JD Wetherspoon scraps dividend and cuts capex

By Hamish Champ

- Last updated on GMT

Despite announcing positive trading figures over Christmas - news which boosted the group's shares by more than 14 per cent today - managed pub...

Despite announcing positive trading figures over Christmas - news which boosted the group's shares by more than 14 per cent today - managed pub operator JD Wetherspoon said it plans to scrap its dividend and slash investment in new pub openings in order to save cash.

With a $140m (£90m) loan repayment looming this September and cash at a premium, Wetherspoon said the steps were prudent.

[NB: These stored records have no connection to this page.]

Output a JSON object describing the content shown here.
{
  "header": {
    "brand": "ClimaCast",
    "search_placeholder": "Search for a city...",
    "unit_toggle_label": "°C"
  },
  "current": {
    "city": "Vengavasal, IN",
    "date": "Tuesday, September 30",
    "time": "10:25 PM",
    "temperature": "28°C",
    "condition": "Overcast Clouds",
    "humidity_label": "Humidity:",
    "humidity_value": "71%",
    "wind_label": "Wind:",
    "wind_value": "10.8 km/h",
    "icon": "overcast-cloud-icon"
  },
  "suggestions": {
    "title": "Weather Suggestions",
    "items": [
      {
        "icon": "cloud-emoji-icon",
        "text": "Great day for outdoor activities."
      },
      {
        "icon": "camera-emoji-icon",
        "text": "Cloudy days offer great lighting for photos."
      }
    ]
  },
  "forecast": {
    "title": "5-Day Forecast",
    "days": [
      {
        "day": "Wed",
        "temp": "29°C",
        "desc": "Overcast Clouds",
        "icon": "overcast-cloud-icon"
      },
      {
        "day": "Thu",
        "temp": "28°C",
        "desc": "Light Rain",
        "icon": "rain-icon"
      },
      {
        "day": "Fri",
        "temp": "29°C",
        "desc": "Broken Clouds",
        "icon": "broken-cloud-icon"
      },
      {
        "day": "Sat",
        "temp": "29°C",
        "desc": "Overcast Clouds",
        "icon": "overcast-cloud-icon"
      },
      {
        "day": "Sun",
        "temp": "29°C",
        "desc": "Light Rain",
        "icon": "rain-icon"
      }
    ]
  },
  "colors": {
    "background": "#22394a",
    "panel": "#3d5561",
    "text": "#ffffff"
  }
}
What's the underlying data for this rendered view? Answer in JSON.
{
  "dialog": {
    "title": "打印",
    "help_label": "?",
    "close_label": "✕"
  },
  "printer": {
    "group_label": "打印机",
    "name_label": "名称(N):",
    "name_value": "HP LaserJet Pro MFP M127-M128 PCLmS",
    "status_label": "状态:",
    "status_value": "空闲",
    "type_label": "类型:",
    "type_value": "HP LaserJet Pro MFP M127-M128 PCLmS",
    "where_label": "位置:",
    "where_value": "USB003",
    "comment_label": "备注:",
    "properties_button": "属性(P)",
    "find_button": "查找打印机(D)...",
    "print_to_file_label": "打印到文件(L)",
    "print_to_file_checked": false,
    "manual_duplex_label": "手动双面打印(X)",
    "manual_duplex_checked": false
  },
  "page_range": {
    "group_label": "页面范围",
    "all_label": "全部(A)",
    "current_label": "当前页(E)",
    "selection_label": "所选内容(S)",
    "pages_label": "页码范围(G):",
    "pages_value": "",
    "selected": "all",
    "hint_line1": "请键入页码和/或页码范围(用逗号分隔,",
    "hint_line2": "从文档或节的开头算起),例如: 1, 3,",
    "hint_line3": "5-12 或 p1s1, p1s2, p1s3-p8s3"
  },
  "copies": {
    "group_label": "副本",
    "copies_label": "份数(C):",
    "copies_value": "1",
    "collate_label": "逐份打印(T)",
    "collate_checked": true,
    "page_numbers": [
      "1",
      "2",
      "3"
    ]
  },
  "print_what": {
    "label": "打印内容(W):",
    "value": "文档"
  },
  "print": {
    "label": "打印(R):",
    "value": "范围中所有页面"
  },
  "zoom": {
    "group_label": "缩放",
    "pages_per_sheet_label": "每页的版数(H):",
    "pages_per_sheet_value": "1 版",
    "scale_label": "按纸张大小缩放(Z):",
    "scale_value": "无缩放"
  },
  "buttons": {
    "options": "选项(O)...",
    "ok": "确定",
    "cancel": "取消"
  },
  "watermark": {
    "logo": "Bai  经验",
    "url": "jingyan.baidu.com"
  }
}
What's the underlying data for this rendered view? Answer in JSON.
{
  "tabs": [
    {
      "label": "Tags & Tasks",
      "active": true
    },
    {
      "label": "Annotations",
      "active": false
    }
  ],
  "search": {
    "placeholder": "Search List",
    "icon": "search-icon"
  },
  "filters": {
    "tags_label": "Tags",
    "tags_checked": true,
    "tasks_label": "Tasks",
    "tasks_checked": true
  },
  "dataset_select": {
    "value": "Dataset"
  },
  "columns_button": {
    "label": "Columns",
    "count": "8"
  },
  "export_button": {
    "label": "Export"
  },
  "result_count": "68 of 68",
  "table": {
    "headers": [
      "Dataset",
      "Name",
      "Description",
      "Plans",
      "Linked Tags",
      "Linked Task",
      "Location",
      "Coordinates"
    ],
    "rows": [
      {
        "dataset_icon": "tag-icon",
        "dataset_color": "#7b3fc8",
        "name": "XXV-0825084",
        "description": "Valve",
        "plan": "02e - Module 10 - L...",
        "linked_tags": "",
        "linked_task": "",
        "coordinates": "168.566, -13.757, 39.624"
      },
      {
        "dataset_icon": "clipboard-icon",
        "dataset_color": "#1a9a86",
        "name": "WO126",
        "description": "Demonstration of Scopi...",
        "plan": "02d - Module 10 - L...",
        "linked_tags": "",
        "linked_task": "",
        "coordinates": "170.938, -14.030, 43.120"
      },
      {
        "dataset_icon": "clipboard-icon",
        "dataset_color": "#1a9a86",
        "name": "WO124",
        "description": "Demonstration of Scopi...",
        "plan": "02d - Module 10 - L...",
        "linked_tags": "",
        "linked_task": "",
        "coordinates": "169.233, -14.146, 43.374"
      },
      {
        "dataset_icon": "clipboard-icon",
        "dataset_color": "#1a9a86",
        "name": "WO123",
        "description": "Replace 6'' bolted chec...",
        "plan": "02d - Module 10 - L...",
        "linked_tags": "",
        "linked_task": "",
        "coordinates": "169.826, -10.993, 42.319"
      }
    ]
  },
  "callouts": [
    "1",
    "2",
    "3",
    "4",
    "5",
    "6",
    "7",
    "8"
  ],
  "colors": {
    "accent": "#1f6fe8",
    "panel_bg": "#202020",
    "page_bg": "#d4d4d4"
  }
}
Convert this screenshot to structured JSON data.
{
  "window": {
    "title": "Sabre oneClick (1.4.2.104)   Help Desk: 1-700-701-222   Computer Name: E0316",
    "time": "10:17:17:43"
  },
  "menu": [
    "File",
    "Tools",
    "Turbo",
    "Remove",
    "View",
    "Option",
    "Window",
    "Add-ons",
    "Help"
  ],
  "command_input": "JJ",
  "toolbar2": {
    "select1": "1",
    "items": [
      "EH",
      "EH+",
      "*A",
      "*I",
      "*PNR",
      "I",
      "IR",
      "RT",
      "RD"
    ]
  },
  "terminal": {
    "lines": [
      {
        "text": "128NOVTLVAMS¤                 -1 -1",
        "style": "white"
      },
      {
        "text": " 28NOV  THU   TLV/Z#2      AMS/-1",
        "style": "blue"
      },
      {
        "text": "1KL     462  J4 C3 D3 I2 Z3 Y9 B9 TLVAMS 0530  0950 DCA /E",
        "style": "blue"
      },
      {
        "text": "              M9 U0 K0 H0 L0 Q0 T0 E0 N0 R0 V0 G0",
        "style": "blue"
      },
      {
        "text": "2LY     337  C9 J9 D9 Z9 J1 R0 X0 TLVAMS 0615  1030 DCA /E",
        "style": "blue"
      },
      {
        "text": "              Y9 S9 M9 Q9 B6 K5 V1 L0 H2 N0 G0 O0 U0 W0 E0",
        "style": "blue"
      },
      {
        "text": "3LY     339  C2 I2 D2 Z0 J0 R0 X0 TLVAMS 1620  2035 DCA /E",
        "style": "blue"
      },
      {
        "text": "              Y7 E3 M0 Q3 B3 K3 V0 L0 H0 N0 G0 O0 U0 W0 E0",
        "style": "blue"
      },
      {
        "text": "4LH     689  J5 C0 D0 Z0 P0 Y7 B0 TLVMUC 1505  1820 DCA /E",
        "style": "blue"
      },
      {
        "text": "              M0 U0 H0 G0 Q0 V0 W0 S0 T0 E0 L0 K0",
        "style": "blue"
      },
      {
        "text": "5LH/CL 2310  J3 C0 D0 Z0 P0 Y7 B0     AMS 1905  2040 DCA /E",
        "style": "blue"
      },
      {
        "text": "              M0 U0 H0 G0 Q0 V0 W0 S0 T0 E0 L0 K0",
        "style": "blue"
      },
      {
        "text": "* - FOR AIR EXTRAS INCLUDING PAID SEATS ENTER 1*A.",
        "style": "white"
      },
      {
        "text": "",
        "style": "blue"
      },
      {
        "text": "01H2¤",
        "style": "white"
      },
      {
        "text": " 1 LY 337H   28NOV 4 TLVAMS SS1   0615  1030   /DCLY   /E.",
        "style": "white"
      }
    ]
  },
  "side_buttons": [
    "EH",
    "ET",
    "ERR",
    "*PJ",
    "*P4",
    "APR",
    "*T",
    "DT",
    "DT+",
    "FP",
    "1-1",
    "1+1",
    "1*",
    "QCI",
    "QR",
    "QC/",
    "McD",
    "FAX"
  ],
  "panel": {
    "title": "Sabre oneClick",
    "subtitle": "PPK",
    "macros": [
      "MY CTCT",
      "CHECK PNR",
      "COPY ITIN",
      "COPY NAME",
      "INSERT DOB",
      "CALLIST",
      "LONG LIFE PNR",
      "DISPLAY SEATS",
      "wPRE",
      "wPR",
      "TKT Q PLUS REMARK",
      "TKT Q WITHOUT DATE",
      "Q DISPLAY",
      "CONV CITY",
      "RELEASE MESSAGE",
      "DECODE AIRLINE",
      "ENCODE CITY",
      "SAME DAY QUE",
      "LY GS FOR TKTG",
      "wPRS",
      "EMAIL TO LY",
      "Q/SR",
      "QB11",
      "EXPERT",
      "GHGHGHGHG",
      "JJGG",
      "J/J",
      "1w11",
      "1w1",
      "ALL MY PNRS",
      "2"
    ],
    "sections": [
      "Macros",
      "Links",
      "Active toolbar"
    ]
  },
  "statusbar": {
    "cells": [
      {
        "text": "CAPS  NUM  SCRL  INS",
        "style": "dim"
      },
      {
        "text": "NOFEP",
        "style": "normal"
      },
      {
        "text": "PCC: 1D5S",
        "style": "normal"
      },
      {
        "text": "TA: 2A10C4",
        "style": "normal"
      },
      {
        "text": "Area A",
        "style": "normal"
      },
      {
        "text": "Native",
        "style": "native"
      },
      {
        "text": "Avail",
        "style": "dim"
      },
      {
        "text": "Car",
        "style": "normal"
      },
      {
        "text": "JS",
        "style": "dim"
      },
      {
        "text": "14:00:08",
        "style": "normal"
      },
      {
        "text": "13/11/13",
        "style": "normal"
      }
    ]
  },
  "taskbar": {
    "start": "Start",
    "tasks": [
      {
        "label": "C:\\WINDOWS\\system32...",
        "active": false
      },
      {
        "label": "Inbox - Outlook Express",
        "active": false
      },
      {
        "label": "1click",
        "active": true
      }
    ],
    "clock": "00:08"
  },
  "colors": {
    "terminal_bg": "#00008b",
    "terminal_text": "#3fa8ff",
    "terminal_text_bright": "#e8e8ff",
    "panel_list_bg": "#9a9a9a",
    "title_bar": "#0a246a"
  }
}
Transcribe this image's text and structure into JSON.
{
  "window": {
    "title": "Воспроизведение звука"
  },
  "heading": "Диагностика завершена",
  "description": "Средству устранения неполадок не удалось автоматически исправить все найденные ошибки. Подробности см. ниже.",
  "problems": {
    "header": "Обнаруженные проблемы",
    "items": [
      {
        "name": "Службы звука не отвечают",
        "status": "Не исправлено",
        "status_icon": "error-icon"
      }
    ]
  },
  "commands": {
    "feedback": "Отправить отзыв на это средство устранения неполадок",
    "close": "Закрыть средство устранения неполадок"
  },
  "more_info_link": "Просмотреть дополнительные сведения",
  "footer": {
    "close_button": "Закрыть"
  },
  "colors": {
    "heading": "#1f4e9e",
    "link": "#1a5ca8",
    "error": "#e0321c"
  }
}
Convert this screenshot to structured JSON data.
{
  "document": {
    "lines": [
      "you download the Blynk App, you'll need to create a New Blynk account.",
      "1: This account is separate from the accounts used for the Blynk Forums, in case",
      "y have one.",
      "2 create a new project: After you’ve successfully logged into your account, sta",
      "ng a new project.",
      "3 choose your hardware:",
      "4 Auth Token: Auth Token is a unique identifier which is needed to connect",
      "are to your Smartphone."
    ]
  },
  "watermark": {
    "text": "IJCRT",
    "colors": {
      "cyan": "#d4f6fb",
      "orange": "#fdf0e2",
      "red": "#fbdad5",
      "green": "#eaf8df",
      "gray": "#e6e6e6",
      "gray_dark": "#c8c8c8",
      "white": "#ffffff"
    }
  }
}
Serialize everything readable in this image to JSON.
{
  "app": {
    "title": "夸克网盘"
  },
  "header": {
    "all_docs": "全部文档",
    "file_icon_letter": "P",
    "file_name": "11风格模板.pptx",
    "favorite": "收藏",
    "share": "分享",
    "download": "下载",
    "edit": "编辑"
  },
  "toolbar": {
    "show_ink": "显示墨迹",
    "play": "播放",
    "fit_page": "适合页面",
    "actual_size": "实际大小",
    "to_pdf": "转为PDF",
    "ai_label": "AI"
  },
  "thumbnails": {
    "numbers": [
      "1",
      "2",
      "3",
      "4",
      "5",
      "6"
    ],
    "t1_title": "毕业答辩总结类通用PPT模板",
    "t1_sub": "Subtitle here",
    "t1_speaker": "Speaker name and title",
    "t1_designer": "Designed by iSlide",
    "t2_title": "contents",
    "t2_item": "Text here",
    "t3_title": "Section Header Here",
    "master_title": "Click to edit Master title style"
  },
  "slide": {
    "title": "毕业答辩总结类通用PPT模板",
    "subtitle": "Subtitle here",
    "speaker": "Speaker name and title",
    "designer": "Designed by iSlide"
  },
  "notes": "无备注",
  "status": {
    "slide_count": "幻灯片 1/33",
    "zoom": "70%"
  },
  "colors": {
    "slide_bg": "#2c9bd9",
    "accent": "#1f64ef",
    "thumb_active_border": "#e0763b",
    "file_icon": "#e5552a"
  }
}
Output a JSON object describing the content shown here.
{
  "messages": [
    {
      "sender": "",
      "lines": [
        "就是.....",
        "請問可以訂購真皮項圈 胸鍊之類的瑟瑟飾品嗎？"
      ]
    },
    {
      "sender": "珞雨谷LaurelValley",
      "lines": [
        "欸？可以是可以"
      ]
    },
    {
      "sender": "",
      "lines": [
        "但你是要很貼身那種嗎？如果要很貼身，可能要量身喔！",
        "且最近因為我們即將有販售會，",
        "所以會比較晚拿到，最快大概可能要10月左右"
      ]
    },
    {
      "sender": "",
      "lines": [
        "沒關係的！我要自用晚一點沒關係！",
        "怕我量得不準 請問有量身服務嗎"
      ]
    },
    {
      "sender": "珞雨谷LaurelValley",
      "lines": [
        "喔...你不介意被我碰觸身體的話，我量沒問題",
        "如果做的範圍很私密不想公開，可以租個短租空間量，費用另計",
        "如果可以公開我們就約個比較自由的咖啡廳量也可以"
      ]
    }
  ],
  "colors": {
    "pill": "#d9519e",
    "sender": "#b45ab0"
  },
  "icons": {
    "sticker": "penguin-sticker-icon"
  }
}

"In the light of current uncertainty in the credit markets, the board has decided to reduce substantially capital expenditure on new openings and to cancel future dividend payments in order to ensure the repayment of the private placement from cash flow and existing facilities," it announced in a trading update.

Despite this the group maintained it would open 12 more new pubs by July, having unveiled 21 new sites so far this year. With the growing number of corporate casualties due to the recession, a number of new sites had been bought from receivers, Wetherspoon said, and rents and development costs were lower than had recently been the case.

Wetherspoon said trading in the first 12 weeks of the second quarter to January 18, 2009 saw like-for-like sales up 2.6 per cent, against 1.5 per cent growth in the first quarter.

In the year to date - effectively the 25 weeks to January 18, 2009 - like-for-like sales rose by two per cent, with total turnover, including recently opened pubs, increased by 6.5 per cent.

For the six week Christmas trading period - December 1, 2008 to 11 January 2009 - like-for-like sales growth was 3.7 per cent. Sales in the last two weeks of trading to January 18, 2009, showed like-for-like rises of 6.4 per cent.

As its 99p-a-pint and other promotions kicked in, Wetherspoon said it expected operating margins for the half year ending January 25, 2009, "to be approximately one per cent lower than the same period last year and in line with those in the second half of last year".

The City reacted positively to the group's announcement. Doug Jack of Numis Securities said: "We believe JDW's long-term trading prospects are intact. Before the English smoking ban, it achieved 5.3 per cent average like-for-like sales a year between 1998 and 2007.

"Now better positioned as value casual dining operator, with pub market supply falling, JDW should aspire to its previous track record."

Wetherspoon's shares were up 14 per cent at 313p this morning.